И тут на сцену выходит CRISPR. Летом 2014-го сотрудники лаборатории Джорджа Чёрча в Гарварде под руководством Кевина Эсвельта предложили метод конструирования и запуска генных драйвов с помощью высокоэффективного редактирования генома[180]. Вкратце, идея метода основана на подходе генного нокина (gene knock-in), при котором ученые используют CRISPR для разрезания ДНК в четко заданном месте и заделывают образовавшуюся брешь вставкой новой последовательности. Впрочем, есть одно существенное отличие от генного драйва: часть новой добавленной ДНК содержит генетическую информацию, кодирующую сам CRISPR. Словно в популярном научно-фантастическом сюжете о машине, которая сама себя собирает, генный драйв CRISPR может самостоятельно копироваться в новые хромосомы, обеспечивая для себя экспоненциальный рост численности в популяции. Эсвельт предположил, что, добавляя к CRISPR различные генетические грузы, такие как гены резистентности к болезнетворным организмам, ученые могут запрограммировать CRISPR на то, чтобы копировать не только самого себя, но и любые нужные последовательности ДНК.
Судя по всему, генные драйвы действительно могут быть настолько эффективными, как это предполагает теория. В начале 2015-го Итан Бир (Ethan Bier) и его аспирант Валентино Ганц в Калифорнийском университете в Сан-Диего сообщили о первой успешной демонстрации генного драйва с участием CRISPR у обыкновенной дрозофилы[181]. Этот генный драйв использовали для введения дефектного гена окраски в геном насекомого. Вот что получилось: 97 процентов “отредактированных” мух были нового, желтого цвета вместо обычного желто-коричневого. Не прошло и полугода, как тот же коллектив получил вдобавок к этим результатам экспериментальной проверки концепции на плодовых мушках обнадеживающие данные тестов на комарах. Однако вместо того чтобы просто поменять цвет этих насекомых, новый генный драйв распространил в них ген, дающий устойчивость к малярийному плазмодию Plasmodium falciparum – паразиту, на счету которого сотни миллионов случаев малярии в год[182]. Эффективность успешной передачи этого гена комарам оказалась еще выше, чем в случае с мушками: 99,5 %.

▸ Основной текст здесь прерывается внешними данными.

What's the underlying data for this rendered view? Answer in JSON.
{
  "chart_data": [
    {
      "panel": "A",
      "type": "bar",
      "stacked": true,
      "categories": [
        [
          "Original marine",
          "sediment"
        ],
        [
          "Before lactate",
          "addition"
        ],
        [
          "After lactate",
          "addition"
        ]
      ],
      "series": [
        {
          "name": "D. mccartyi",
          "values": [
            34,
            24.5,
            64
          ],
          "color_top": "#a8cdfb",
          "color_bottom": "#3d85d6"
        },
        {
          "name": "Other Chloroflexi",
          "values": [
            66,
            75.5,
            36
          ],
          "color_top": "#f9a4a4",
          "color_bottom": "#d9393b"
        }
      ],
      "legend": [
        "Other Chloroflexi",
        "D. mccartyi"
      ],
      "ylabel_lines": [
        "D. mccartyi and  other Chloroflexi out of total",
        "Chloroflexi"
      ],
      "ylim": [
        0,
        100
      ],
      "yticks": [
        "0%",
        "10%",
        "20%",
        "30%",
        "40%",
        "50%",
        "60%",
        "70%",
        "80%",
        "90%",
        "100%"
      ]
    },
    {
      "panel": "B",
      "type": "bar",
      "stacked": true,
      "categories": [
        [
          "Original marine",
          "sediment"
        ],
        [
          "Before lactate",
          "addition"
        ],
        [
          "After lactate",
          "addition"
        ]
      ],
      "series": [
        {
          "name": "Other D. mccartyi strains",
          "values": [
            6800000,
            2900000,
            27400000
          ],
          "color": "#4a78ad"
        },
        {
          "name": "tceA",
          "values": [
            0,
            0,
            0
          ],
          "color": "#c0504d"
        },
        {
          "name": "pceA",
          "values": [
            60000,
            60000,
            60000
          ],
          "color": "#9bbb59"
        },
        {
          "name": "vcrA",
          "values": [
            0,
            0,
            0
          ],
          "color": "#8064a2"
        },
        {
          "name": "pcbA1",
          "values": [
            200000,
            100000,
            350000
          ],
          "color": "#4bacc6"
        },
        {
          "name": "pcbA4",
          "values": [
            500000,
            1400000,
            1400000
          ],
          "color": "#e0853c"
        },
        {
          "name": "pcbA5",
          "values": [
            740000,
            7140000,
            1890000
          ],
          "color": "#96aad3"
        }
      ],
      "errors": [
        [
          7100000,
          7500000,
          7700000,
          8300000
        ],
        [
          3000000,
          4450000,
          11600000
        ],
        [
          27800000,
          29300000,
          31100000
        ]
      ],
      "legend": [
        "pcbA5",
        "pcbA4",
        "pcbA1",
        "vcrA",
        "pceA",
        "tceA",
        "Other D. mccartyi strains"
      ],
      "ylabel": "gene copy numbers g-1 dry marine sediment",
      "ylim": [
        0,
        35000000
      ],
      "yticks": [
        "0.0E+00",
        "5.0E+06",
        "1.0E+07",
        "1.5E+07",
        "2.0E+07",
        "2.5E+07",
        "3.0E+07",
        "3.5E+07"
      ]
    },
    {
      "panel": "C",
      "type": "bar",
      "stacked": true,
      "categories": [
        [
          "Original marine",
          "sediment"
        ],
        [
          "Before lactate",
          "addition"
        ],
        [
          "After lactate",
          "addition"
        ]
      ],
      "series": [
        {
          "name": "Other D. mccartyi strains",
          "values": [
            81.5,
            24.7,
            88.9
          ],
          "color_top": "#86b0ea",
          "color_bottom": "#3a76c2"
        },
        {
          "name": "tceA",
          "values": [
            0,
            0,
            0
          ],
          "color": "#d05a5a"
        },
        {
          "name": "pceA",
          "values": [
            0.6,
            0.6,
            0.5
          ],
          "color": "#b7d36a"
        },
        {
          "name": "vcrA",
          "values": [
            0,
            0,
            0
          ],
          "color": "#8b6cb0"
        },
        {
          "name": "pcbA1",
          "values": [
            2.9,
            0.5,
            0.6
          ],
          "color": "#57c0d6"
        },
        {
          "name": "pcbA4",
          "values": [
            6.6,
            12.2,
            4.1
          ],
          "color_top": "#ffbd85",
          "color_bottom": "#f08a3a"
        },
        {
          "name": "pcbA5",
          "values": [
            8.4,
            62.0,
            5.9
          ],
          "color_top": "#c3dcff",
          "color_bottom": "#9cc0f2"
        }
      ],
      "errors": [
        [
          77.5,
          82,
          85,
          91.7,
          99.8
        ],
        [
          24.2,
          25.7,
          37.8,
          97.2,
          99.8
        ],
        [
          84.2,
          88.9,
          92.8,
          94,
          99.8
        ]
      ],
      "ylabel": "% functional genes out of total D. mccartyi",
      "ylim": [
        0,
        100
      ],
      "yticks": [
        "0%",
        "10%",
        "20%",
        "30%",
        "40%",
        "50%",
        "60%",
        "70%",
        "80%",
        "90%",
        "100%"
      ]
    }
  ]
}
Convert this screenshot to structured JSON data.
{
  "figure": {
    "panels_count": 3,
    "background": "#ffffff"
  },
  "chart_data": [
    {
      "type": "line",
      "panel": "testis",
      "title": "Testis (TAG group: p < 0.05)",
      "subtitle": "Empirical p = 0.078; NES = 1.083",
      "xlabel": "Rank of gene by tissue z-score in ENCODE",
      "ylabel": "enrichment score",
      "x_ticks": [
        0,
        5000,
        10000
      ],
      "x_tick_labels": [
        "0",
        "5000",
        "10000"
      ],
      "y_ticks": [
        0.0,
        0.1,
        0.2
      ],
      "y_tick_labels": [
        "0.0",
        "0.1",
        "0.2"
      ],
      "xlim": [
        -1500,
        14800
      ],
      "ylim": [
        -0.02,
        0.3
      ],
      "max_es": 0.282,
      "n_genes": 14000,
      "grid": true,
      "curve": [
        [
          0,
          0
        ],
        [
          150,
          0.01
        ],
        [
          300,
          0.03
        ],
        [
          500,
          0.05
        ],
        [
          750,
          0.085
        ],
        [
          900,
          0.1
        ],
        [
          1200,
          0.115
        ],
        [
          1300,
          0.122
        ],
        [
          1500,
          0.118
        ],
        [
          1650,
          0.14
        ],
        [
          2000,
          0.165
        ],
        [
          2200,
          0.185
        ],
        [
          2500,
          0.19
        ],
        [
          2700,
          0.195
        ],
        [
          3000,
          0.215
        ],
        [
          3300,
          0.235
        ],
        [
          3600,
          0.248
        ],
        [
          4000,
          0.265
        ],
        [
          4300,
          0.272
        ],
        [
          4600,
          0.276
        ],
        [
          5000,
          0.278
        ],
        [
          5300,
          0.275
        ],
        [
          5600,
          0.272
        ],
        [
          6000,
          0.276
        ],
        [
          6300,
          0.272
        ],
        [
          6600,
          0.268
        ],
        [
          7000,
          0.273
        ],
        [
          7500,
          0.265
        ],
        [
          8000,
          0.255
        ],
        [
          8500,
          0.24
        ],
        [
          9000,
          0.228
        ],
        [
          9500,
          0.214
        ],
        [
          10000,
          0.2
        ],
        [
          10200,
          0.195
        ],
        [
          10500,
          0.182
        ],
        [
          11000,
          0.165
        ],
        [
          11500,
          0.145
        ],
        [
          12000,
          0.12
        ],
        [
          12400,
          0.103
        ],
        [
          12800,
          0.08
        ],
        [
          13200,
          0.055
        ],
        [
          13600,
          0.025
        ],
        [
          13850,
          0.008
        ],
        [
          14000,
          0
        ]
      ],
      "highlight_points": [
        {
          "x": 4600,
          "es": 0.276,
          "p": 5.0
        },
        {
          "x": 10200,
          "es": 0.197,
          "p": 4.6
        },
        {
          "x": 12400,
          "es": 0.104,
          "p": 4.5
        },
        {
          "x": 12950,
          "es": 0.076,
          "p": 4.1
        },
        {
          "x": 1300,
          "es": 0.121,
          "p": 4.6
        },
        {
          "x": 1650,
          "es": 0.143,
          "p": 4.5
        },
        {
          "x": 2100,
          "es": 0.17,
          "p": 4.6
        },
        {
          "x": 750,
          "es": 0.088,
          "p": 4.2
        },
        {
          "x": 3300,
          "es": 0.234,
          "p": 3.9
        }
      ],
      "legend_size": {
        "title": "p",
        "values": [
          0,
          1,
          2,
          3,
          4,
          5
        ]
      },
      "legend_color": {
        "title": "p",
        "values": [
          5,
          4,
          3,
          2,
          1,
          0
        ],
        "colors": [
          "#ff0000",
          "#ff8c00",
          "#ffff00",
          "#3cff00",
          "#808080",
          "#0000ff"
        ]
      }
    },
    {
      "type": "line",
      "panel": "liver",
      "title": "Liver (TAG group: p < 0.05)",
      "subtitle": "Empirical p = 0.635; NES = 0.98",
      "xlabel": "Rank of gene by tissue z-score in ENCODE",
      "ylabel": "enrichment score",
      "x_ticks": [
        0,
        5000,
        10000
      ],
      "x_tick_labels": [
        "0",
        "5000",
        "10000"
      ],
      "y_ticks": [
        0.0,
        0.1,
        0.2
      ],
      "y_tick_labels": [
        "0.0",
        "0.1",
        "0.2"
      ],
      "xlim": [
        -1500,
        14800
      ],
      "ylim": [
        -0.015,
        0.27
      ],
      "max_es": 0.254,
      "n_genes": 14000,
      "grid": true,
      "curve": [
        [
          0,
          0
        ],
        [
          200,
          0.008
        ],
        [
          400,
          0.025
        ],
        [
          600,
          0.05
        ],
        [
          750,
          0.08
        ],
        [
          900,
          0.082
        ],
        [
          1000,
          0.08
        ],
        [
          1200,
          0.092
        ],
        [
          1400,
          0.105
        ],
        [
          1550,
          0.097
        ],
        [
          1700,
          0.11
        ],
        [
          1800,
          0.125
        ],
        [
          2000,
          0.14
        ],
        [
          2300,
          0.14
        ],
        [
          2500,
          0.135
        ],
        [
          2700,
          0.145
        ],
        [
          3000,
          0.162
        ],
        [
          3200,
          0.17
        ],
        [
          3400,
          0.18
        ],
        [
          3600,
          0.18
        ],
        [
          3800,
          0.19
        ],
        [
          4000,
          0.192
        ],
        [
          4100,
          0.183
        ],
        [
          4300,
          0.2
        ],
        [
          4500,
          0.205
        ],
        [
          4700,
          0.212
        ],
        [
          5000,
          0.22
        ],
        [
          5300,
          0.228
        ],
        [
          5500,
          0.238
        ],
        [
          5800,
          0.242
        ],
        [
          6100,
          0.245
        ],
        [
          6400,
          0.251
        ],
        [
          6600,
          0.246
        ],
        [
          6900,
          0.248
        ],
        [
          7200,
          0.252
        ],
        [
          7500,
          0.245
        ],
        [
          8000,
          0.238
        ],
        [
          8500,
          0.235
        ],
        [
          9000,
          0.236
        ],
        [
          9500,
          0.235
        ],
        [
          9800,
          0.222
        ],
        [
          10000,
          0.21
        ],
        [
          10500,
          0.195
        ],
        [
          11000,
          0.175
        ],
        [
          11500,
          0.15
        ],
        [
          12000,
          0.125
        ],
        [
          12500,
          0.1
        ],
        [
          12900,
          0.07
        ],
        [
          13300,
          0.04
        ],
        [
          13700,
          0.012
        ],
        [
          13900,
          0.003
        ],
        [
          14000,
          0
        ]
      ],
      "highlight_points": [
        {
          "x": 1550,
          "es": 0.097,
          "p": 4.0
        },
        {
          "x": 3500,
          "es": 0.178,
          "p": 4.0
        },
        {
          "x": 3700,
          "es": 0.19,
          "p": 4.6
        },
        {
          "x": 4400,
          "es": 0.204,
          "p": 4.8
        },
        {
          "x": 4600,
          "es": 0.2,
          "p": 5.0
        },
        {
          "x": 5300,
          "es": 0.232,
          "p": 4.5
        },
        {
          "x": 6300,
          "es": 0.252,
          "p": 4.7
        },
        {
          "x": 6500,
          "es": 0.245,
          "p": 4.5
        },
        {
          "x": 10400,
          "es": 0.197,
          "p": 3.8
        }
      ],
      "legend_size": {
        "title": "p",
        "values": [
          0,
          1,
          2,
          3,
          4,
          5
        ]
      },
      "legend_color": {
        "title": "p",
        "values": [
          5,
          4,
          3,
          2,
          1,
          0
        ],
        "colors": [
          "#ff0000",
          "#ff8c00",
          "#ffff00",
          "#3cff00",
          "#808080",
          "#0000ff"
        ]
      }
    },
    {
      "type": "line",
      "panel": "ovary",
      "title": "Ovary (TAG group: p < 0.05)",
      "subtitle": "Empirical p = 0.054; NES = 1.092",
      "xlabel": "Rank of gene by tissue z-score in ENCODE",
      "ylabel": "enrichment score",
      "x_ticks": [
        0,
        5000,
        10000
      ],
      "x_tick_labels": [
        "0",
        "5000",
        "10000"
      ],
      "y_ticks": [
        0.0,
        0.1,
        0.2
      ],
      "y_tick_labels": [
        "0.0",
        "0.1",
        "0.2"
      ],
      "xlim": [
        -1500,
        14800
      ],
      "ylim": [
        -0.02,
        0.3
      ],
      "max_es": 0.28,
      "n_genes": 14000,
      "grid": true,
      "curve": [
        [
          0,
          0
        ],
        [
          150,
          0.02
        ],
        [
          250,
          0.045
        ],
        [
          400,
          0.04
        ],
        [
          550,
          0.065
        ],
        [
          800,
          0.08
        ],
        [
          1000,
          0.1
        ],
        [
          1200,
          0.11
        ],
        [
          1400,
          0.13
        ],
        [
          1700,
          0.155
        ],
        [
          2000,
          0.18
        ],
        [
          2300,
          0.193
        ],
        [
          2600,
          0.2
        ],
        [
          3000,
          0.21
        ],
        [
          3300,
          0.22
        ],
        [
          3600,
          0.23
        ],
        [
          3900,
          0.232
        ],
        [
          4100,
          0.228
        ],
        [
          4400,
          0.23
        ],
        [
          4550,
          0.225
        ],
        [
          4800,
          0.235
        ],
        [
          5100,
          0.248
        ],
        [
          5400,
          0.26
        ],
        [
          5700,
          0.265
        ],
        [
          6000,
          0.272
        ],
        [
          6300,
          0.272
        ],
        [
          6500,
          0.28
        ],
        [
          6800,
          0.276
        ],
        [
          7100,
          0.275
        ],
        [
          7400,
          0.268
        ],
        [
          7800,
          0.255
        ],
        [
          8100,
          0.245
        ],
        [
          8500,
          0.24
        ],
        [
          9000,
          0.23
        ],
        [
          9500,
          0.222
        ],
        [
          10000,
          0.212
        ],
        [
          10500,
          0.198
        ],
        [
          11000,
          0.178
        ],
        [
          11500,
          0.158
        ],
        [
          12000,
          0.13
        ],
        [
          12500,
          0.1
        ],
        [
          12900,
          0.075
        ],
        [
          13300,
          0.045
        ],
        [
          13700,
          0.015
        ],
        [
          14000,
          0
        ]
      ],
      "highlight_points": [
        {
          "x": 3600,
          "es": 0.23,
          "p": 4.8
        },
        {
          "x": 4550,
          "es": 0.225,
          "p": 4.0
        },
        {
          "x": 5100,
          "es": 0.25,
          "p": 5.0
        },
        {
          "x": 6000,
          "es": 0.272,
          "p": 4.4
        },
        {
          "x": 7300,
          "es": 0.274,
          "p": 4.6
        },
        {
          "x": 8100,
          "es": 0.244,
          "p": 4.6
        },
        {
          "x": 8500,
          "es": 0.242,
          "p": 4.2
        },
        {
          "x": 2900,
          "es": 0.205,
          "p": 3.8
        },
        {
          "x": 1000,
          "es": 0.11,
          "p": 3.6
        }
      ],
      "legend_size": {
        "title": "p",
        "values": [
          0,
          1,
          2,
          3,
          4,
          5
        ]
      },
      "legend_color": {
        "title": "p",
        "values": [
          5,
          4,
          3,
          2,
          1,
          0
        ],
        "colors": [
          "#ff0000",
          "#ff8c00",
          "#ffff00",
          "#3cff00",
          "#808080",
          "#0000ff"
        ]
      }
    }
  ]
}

Первый из этих генных драйвов (изменение окраски) кажется безобидным, а второй (устойчивость к малярии) выглядит полезным[183]. Но вот и третий пример. Работая независимо от калифорнийских ученых, британская команда исследователей – в ее состав входит и биолог Остин Берт, разработавший саму концепцию генного драйва, – создала легко передающиеся генные драйвы, распространяющие гены стерильности самок малярийных комаров[184]. Поскольку эта стерильность – рецессивный признак, гены должны были стремительно распространиться в популяции, а их частота должна была повышаться до тех пор, пока у каждой самки не окажется по две соответствующие копии, – и в этот момент наступит коллапс популяции. Вместо того чтобы избавиться от малярии, генетически изменив комаров таким образом, что они больше не были способны переносить заболевание, на этот раз был использован более грубый инструмент – истребление популяции, лишенной способности к размножению. Если бы этот подход был применен к популяциям комаров в природе, это могло бы в конце концов привести к полному уничтожению данного вида.